The small group of mathematical priests rowed out into the calm sea. When their boat came to rest Pythagoras asked Hippasus if he would present the proof. Hippasus was only too happy to oblige. With great zeal he walked his brothers through the reasoning that showed that the square root of two could not be represented as a ratio of two numbers. With every step of the proof his enthusiasm grew. When he finished he was out of breath. Looking around at his brothers he expected to see in their faces a joy of discovery. He’d seen this joy many times in the past.

He saw no joy, only blank stares and a couple of frowns. Pythagoras broke the silence. “Hippasus of Metapontum, how could you have done this disgraceful thing? For many years our order has taught the harmony of the cosmos. More than a few of our brothers have died for that truth. You yourself swore to uphold it. How can you now turn your face against everything we believe with this wretched proof?”
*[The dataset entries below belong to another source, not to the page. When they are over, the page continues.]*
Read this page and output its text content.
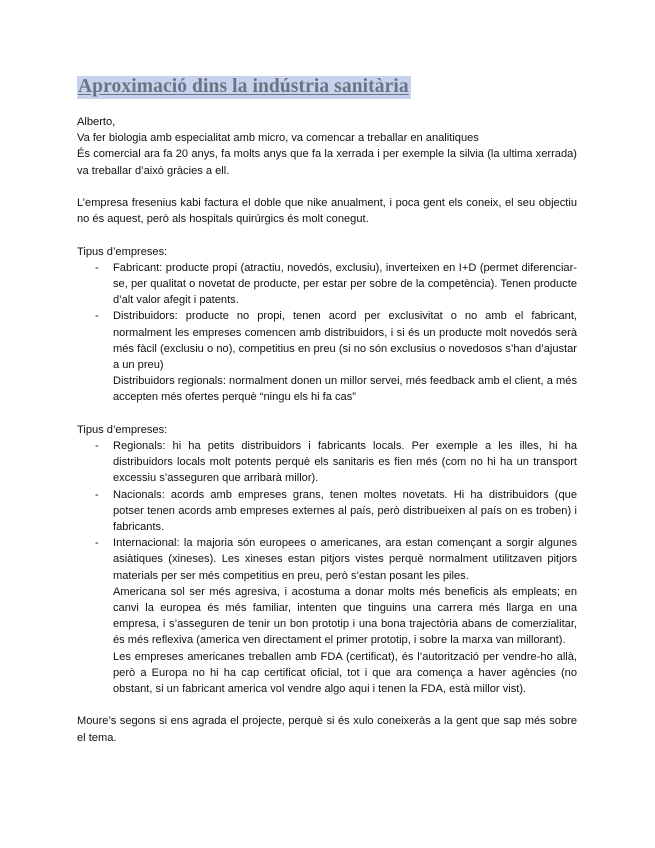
Aproximació dins la indústria sanitària

Alberto,

Va fer biologia amb especialitat amb micro, va comencar a treballar en analitiques

És comercial ara fa 20 anys, fa molts anys que fa la xerrada i per exemple la silvia (la ultima xerrada) va treballar d’això gràcies a ell.

L’empresa fresenius kabi factura el doble que nike anualment, i poca gent els coneix, el seu objectiu no és aquest, però als hospitals quirúrgics és molt conegut.

Tipus d’empreses:

- Fabricant: producte propi (atractiu, novedós, exclusiu), inverteixen en I+D (permet diferenciar-se, per qualitat o novetat de producte, per estar per sobre de la competència). Tenen producte d’alt valor afegit i patents.

- Distribuidors: producte no propi, tenen acord per exclusivitat o no amb el fabricant, normalment les empreses comencen amb distribuidors, i si és un producte molt novedós serà més fàcil (exclusiu o no), competitius en preu (si no són exclusius o novedosos s’han d’ajustar a un preu)

Distribuidors regionals: normalment donen un millor servei, més feedback amb el client, a més accepten més ofertes perquè “ningu els hi fa cas”

Tipus d’empreses:

- Regionals: hi ha petits distribuidors i fabricants locals. Per exemple a les illes, hi ha distribuidors locals molt potents perquè els sanitaris es fien més (com no hi ha un transport excessiu s’asseguren que arribarà millor).

- Nacionals: acords amb empreses grans, tenen moltes novetats. Hi ha distribuidors (que potser tenen acords amb empreses externes al país, però distribueixen al país on es troben) i fabricants.

- Internacional: la majoria són europees o americanes, ara estan començant a sorgir algunes asiàtiques (xineses). Les xineses estan pitjors vistes perquè normalment utilitzaven pitjors materials per ser més competitius en preu, però s’estan posant les piles.

Americana sol ser més agresiva, i acostuma a donar molts més beneficis als empleats; en canvi la europea és més familiar, intenten que tinguins una carrera més llarga en una empresa, i s’asseguren de tenir un bon prototip i una bona trajectòria abans de comerzialitar, és més reflexiva (america ven directament el primer prototip, i sobre la marxa van millorant).

Les empreses americanes treballen amb FDA (certificat), és l’autorització per vendre-ho allà, però a Europa no hi ha cap certificat oficial, tot i que ara comença a haver agències (no obstant, si un fabricant america vol vendre algo aqui i tenen la FDA, està millor vist).

Moure’s segons si ens agrada el projecte, perquè si és xulo coneixeràs a la gent que sap més sobre el tema.
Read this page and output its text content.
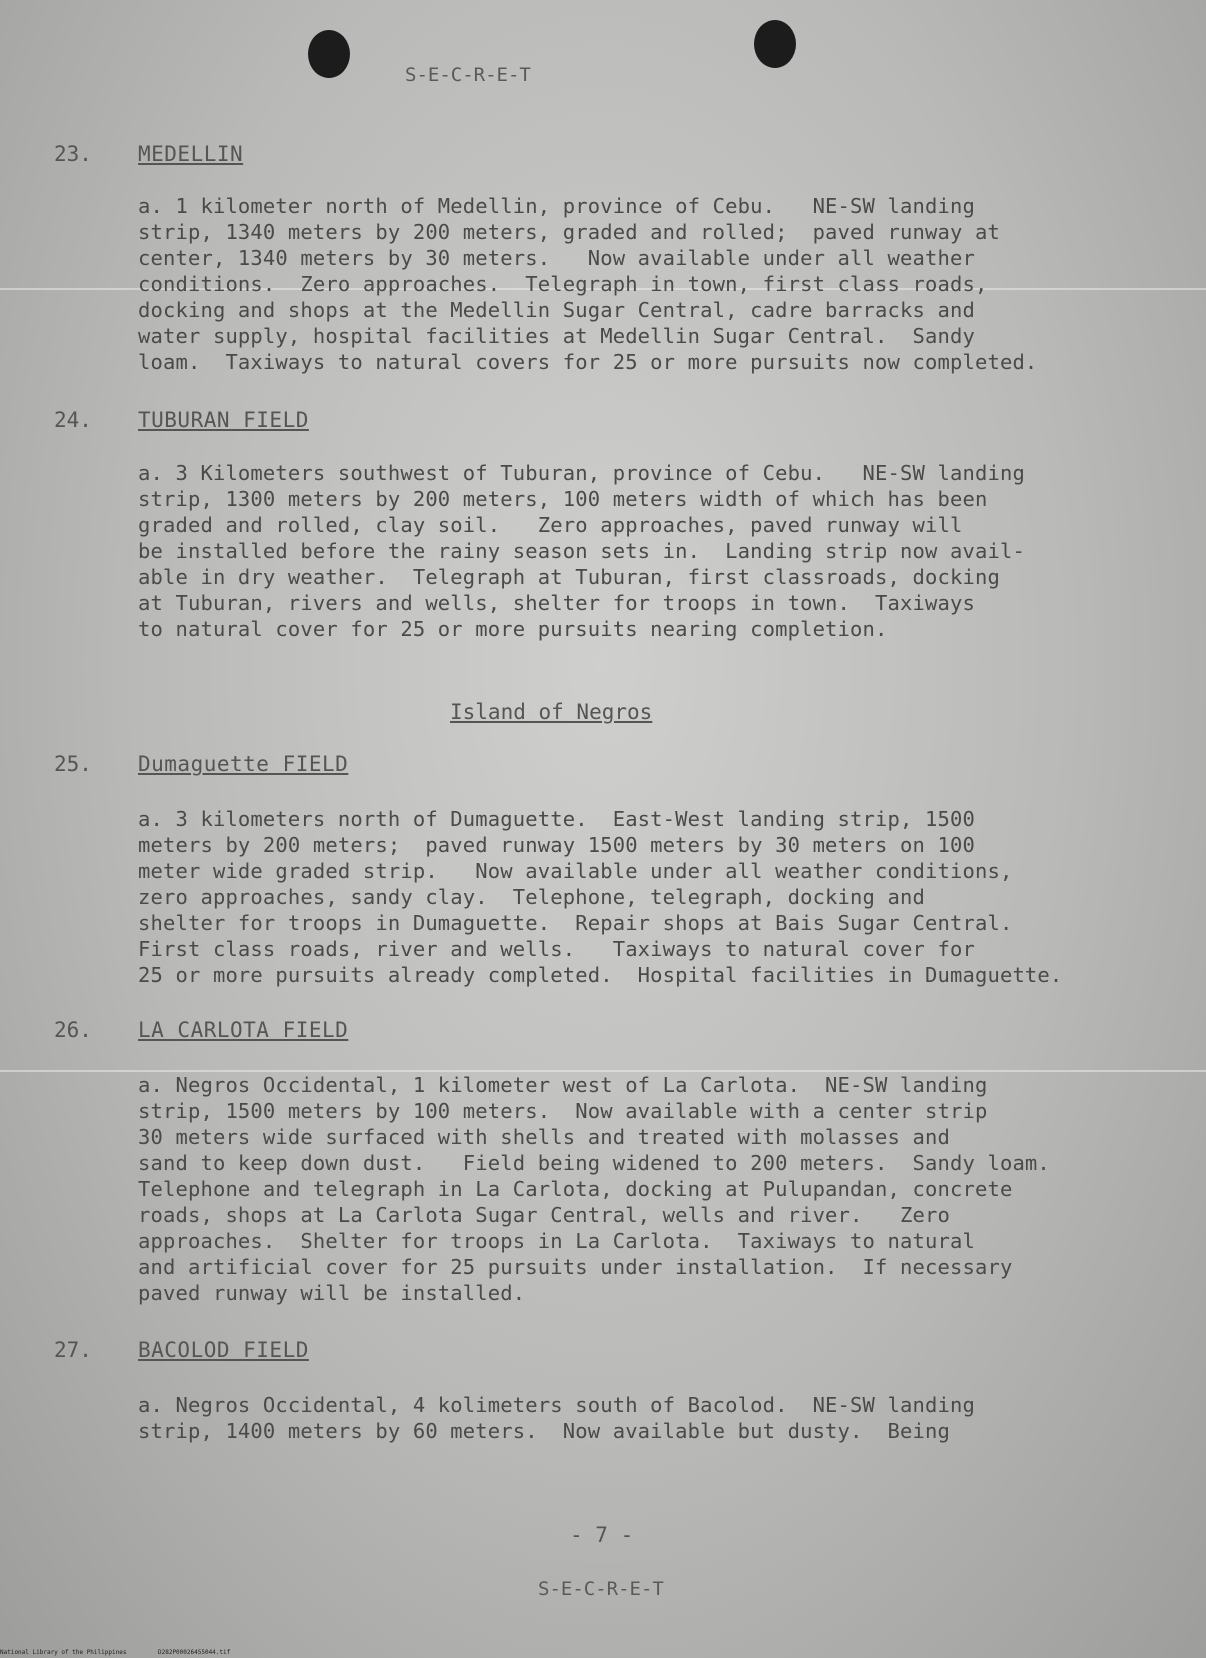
S-E-C-R-E-T
23. MEDELLIN
a. 1 kilometer north of Medellin, province of Cebu.   NE-SW landing
strip, 1340 meters by 200 meters, graded and rolled;  paved runway at
center, 1340 meters by 30 meters.   Now available under all weather
conditions.  Zero approaches.  Telegraph in town, first class roads,
docking and shops at the Medellin Sugar Central, cadre barracks and
water supply, hospital facilities at Medellin Sugar Central.  Sandy
loam.  Taxiways to natural covers for 25 or more pursuits now completed.
24. TUBURAN FIELD
a. 3 Kilometers southwest of Tuburan, province of Cebu.   NE-SW landing
strip, 1300 meters by 200 meters, 100 meters width of which has been
graded and rolled, clay soil.   Zero approaches, paved runway will
be installed before the rainy season sets in.  Landing strip now avail-
able in dry weather.  Telegraph at Tuburan, first classroads, docking
at Tuburan, rivers and wells, shelter for troops in town.  Taxiways
to natural cover for 25 or more pursuits nearing completion.
Island of Negros
25. Dumaguette FIELD
a. 3 kilometers north of Dumaguette.  East-West landing strip, 1500
meters by 200 meters;  paved runway 1500 meters by 30 meters on 100
meter wide graded strip.   Now available under all weather conditions,
zero approaches, sandy clay.  Telephone, telegraph, docking and
shelter for troops in Dumaguette.  Repair shops at Bais Sugar Central.
First class roads, river and wells.   Taxiways to natural cover for
25 or more pursuits already completed.  Hospital facilities in Dumaguette.
26. LA CARLOTA FIELD
a. Negros Occidental, 1 kilometer west of La Carlota.  NE-SW landing
strip, 1500 meters by 100 meters.  Now available with a center strip
30 meters wide surfaced with shells and treated with molasses and
sand to keep down dust.   Field being widened to 200 meters.  Sandy loam.
Telephone and telegraph in La Carlota, docking at Pulupandan, concrete
roads, shops at La Carlota Sugar Central, wells and river.   Zero
approaches.  Shelter for troops in La Carlota.  Taxiways to natural
and artificial cover for 25 pursuits under installation.  If necessary
paved runway will be installed.
27. BACOLOD FIELD
a. Negros Occidental, 4 kolimeters south of Bacolod.  NE-SW landing
strip, 1400 meters by 60 meters.  Now available but dusty.  Being
- 7 -
S-E-C-R-E-T
National Library of the Philippines	D282P00026455044.tif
“I believe with all my heart in the harmony we proclaim.” Hippasus protested. “I have only shown that the square root of two cannot be represented as a ratio. The harmony of the cosmos is more complex than we ever dreamed.”

“All numbers can be represented as ratios.” a brother proclaimed. “The unity of all numbers is in the one.”

“You must renounce this so called proof. You’ve sworn to uphold the deep teachings of the brotherhood.”

Hippasus protested. “Our brotherhood upholds the right of conscience. How can I, in good conscience, renounce a proof? Am I to feign rejection of what I see to be true?”

The brothers took a vote. Hippasus was condemned to die. He was thrown off the boat. The brothers watched as he thrashed about the water, gasped for air and sunk beneath the gentle waves.

“We’ve done a great thing here today.”, one of the brothers announced. “This proof is dead, and will never be heard from again. The world will always know that all numbers can be represented as ratios.”